Bitcoin has established a beachhead in traditional mutual fund portfolios. It’s small and likely to remain so for a while because it’s volatile, not like any other asset class. Even the cryptocurrency pioneers are tiptoeing into it, and not always just to capture its wild, eye-catching gains. Bitcoin’s off-the-charts volatility, covered in this article by Morningstar portfolio strategist Amy Arnott, makes it more likely to appear as a small part of some equity or alternatives funds. It’s unlikely to spread widely in fixed-income strategies: The data from Arnott’s piece notes that bitcoin has been 24 times as volatile as the Bloomberg Barclays U.S. Aggregate Bond Index over the past three years.
It’s hard to compare investing in bitcoin to anything at this point, but consider emerging-markets currencies, which have been among the most potent tools available to fixed-income managers. Sharp declines in those currencies can easily erode or wipe out income streams, and the volatility of the JPM Emerging Local Markets Index Plus lands reliably between the Aggregate Index and the S&P 500 rather than anywhere near bitcoin levels.
Investing in bitcoin makes investing in emerging-markets currencies look like a safe haven: The following chart shows one-month rolling returns of the CMBI Bitcoin Index and JPM ELMI Plus Index over the past five years.
At this point, nontraditional bond funds, which have the most latitude to take risks, are the most likely to incorporate some form of bitcoin exposure. In fact, BlackRock added prospectus language in January giving two of its mutual funds the flexibility to invest in bitcoin futures. That included nontraditional bond strategy BlackRock Strategic Income Opportunities BSIIX as well as BlackRock Global Allocation MALOX.

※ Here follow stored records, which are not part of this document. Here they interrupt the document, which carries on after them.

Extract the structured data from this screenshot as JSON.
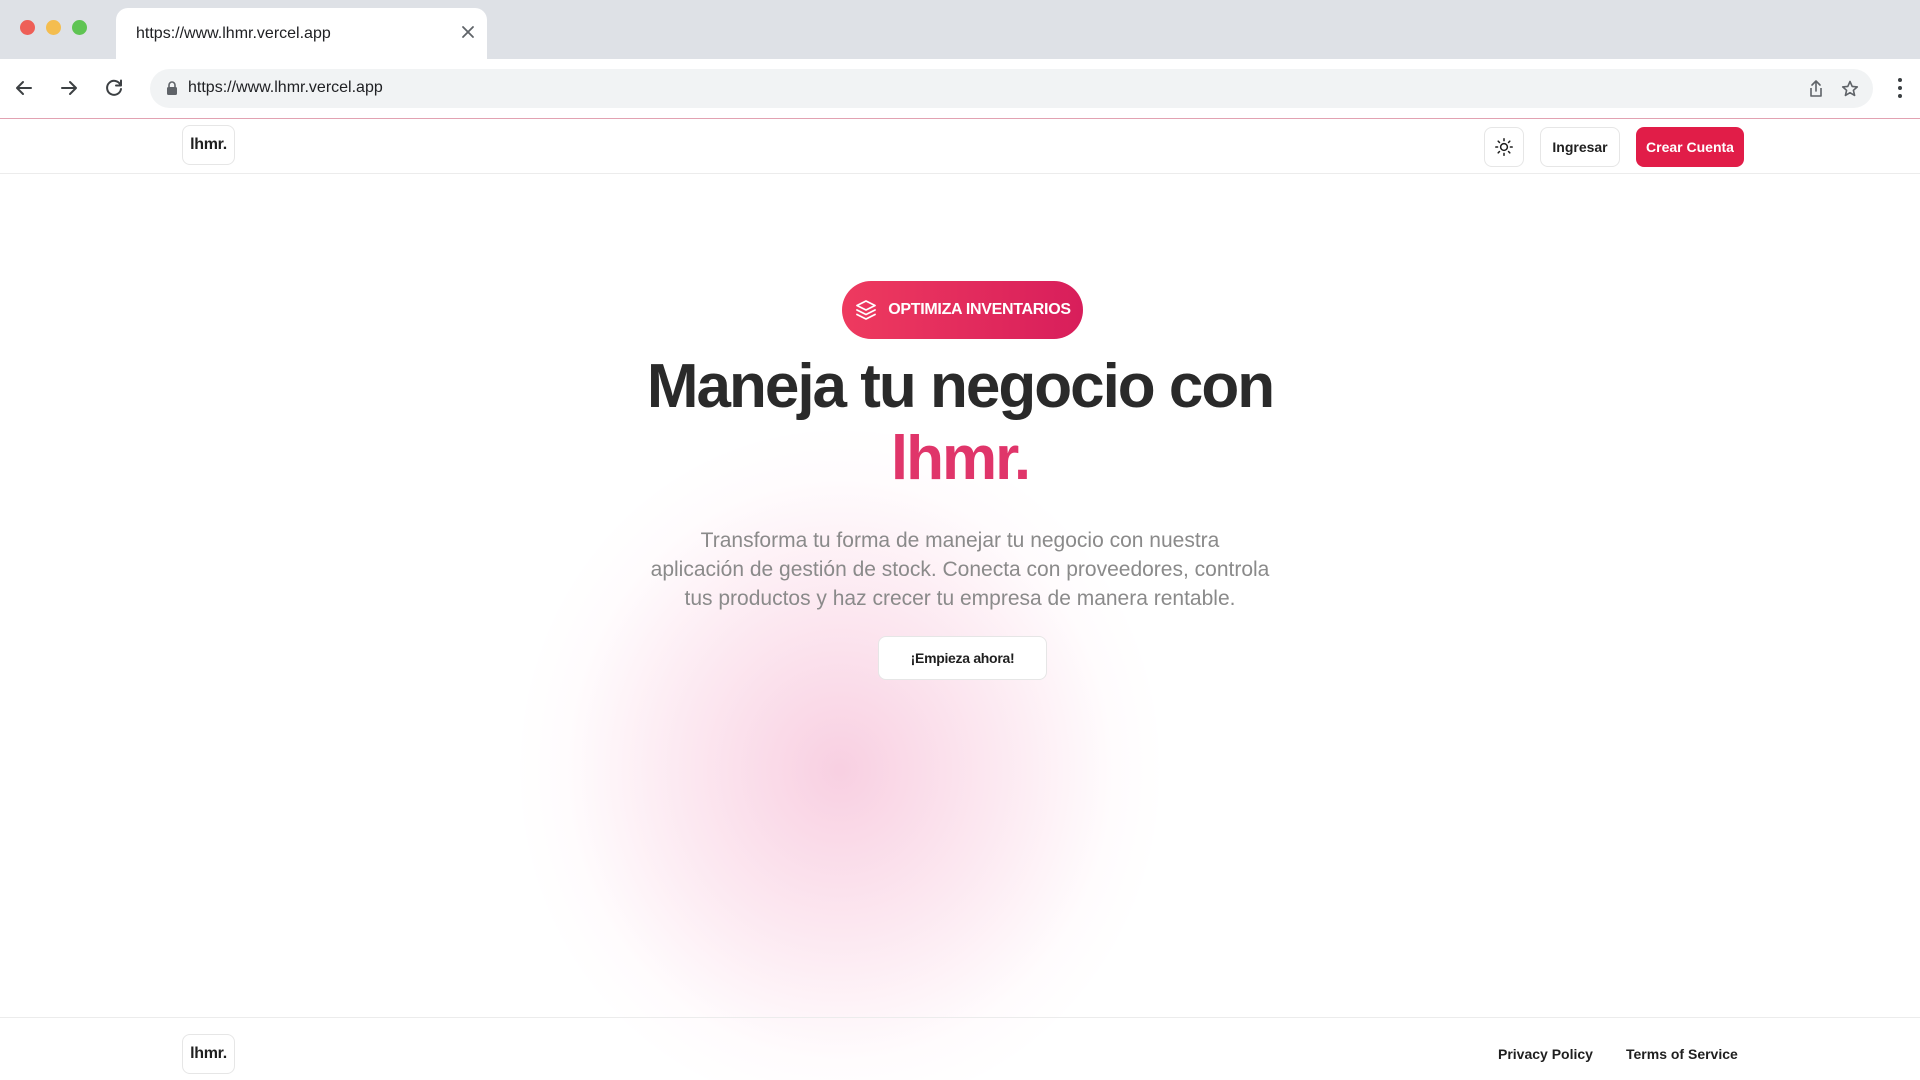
{
  "browser": {
    "tab_title": "https://www.lhmr.vercel.app",
    "url": "https://www.lhmr.vercel.app"
  },
  "header": {
    "logo": "lhmr.",
    "login_label": "Ingresar",
    "signup_label": "Crear Cuenta"
  },
  "hero": {
    "badge": "OPTIMIZA INVENTARIOS",
    "headline": "Maneja tu negocio con",
    "brand": "lhmr.",
    "subtitle_line1": "Transforma tu forma de manejar tu negocio con nuestra",
    "subtitle_line2": "aplicación de gestión de stock. Conecta con proveedores, controla",
    "subtitle_line3": "tus productos y haz crecer tu empresa de manera rentable.",
    "cta_label": "¡Empieza ahora!"
  },
  "footer": {
    "logo": "lhmr.",
    "privacy_label": "Privacy Policy",
    "terms_label": "Terms of Service"
  },
  "colors": {
    "accent": "#e11d48",
    "brand_text": "#e0356a"
  },
  "icons": {
    "badge": "layers-icon",
    "theme": "sun-icon"
  }
}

Rick Rieder, BlackRock’s global fixed-income chief investment officer, sees value in the asymmetry of bitcoin’s return profile. While some cite the cryptocurrency’s arguable similarities to gold, suggesting that it could provide a hedge against inflation or during market turmoil, Rieder remains skeptical about viewing it as part of an asset class. Rather, he views bitcoin futures as a call option on strong features including the development of its market infrastructure, large institutional investors entering the market, and the resulting increase in liquidity. Rieder does not rule out the possibility of bitcoin’s price growing eight- or tenfold but aims to keep BlackRock Strategic Income Opportunities' position very small given its volatility.
Guggenheim’s Scott Minerd has been frequently quoted on his bitcoin views, saying in December 2020 that bitcoin could eventually be worth as much as $400,000 but showing more restraint about its valuation at the start of this year based on the shallow investor base. The firm had filed for SEC approval in November to allow Guggenheim Macro Opportunities GIOIX, also in the nontraditional Morningstar Category, to invest up to 10% of assets in Grayscale Bitcoin Trust GBTC, an exchange-traded fund. The firm removed that language in an updated version of the filing in January 2021, though. Had Guggenheim proceeded and taken on even a small portion of that 10% allocation, it likely would have made the firm one of the largest owners of Grayscale, not to mention making the strategy one of the biggest risk-takers in its category.
Bitcoin will keep finding its way into more aggressive strategies, and given its risks and volatility, that's worthy of skepticism. A very small bitcoin position within a diversified, unconstrained strategy could make sense, and BlackRock has the team and risk management capabilities to handle it. On the other hand, larger bitcoin positions (greater than 50 basis points, for example) or a spread into more conservative, Aggregate-Index-linked categories should raise concerns.